The wheel had come full circle. What he had had to submit to, in order to save Anne-Hilarion, months ago, had proved fatal to him himself now, as he had always known it would some day. Well, Anne could live without him.

"I do not think," observed the president, folding up the paper in front of him, "that there is anything more to say. Take him away. The next, sergeant!"

So La Vireville lost the throw, for the dice were loaded against him. He had no doubt that Mme. de Chaulnes had sent the 'signalement' down with him to Quiberon, and that the president had been ordered to keep it back till the last moment, as he had done, so that he could delude himself that after all he was going to escape. She had a pretty taste in vengeance, that old woman!

(3)

At half-past nine that night seventy of them were marched out to die. It was a beautiful and serene evening, light enough to slay by. Over the quiet waves the just risen moon made a wide golden highway. They went four abreast along the sandy track till they came, among the barley-fields at the edge of the sea, to a stony, uncultivated meadow with a fringe of wind-sloped and stunted trees behind one of its encircling stone walls. There they were halted and their sentences read to them, and after that stationed, thirty at a time, a few paces apart, against this low barrier. To each was told off a firing-party of four. La Vireville had been speculating how it would be done; at Auray he had heard that they had arranged otherwise. He himself was placed among the first thirty, the last but one of the line.

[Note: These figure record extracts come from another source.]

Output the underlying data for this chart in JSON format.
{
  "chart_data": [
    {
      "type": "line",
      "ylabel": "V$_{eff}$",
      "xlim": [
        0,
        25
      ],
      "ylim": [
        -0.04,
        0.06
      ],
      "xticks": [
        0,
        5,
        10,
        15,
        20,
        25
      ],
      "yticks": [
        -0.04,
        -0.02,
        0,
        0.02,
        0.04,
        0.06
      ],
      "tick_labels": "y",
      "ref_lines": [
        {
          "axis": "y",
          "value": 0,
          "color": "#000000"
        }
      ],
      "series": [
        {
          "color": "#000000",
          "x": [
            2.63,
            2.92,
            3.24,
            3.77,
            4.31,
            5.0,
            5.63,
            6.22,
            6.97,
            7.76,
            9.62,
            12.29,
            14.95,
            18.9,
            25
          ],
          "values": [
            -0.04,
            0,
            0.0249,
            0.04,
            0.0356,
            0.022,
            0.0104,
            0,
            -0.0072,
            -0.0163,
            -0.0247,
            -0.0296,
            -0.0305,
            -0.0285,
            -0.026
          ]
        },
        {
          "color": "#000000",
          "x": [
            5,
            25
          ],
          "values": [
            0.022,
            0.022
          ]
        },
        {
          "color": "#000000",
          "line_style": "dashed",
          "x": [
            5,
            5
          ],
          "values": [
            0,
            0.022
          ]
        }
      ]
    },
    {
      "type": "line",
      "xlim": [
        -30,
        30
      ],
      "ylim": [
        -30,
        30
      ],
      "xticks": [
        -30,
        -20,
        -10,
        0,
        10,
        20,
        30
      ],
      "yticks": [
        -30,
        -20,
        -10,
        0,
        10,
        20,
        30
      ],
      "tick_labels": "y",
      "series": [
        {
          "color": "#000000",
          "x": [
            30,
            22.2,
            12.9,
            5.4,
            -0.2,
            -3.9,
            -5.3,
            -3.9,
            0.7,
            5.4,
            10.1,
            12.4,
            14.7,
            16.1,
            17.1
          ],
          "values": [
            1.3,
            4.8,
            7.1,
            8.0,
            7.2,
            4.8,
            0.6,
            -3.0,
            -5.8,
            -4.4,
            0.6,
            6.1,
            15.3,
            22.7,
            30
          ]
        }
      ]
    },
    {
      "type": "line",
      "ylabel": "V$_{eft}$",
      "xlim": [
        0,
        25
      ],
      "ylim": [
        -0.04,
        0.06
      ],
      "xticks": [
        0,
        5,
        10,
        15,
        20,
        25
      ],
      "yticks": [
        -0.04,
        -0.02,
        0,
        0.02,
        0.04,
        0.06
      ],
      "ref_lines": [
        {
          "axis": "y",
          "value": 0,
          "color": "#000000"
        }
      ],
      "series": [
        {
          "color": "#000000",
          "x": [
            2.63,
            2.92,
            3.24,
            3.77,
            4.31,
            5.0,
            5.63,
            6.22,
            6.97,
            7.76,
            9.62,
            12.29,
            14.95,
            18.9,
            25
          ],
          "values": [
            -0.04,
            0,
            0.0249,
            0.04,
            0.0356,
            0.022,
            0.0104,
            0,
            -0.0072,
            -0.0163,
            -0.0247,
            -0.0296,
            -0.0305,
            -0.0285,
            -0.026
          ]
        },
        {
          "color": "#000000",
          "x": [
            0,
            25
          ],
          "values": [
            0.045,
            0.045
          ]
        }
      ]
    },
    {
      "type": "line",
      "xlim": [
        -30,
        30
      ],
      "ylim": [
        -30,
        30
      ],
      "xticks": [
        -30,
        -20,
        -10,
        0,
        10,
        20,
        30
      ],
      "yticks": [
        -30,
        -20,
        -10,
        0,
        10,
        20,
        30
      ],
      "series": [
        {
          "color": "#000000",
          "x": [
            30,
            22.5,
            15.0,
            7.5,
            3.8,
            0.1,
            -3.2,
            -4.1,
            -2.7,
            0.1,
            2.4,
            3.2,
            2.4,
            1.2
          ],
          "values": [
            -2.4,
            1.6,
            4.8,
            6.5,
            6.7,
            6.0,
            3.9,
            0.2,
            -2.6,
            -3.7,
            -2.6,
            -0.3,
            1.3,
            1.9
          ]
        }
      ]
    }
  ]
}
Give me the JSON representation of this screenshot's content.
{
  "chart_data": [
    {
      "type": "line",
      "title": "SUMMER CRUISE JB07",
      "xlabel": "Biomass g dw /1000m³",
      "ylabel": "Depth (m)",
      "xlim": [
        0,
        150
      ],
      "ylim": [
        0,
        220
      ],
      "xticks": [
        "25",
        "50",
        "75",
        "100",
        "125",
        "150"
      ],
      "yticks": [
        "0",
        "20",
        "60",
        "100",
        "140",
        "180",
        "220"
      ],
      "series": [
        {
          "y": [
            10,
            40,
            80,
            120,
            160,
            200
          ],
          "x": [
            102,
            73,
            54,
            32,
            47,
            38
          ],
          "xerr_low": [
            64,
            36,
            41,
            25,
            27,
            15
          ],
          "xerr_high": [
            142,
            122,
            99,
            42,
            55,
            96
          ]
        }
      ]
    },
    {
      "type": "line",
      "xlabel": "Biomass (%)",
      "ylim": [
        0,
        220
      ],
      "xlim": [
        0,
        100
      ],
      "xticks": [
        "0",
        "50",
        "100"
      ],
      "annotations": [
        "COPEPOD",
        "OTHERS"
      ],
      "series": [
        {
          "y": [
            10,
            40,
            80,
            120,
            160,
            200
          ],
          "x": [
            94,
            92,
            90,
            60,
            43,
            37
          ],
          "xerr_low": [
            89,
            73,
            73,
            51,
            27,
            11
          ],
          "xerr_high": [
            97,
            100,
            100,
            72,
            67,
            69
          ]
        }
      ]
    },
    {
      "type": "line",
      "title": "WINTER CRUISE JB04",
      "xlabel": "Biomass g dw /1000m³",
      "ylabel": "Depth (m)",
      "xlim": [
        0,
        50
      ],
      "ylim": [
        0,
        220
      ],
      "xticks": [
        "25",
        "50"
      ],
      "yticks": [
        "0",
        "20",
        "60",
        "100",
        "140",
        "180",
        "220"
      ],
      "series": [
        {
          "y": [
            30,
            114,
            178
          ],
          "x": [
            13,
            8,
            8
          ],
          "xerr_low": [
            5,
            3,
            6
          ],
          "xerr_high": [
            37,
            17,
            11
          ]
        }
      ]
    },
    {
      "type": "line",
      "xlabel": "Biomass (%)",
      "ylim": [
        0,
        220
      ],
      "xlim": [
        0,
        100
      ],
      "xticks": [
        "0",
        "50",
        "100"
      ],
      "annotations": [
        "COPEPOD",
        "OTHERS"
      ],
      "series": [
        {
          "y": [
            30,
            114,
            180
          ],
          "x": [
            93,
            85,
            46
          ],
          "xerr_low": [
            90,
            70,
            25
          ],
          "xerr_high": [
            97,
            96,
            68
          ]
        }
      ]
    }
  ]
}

He had shaken hands with his right-hand neighbour, the Poitevin from Loyal-Emigrant, and was turning to the one remaining victim on his left, when his own four soldiers closed upon him. One of them drew out a handkerchief to bandage his eyes. Fortuné did not think it worth protesting that he should prefer not to be blindfolded, and submitted without a word to the operation. Another man held his unbound wrists, but La Vireville had no intention of struggling, though all the time he was thinking, "If I had a chance, even now, I would take it—were it only to spite that she-devil!" The handkerchief smelt strongly of brandy.

"Citizen," suddenly said a husky voice in his ear, and he felt the rough hands still fumbling behind his head with the knot of the handkerchief, which he was sure was already tied—"Citizen, we are very sorry, but it is the law. So if you have any money about you, give it to me now!"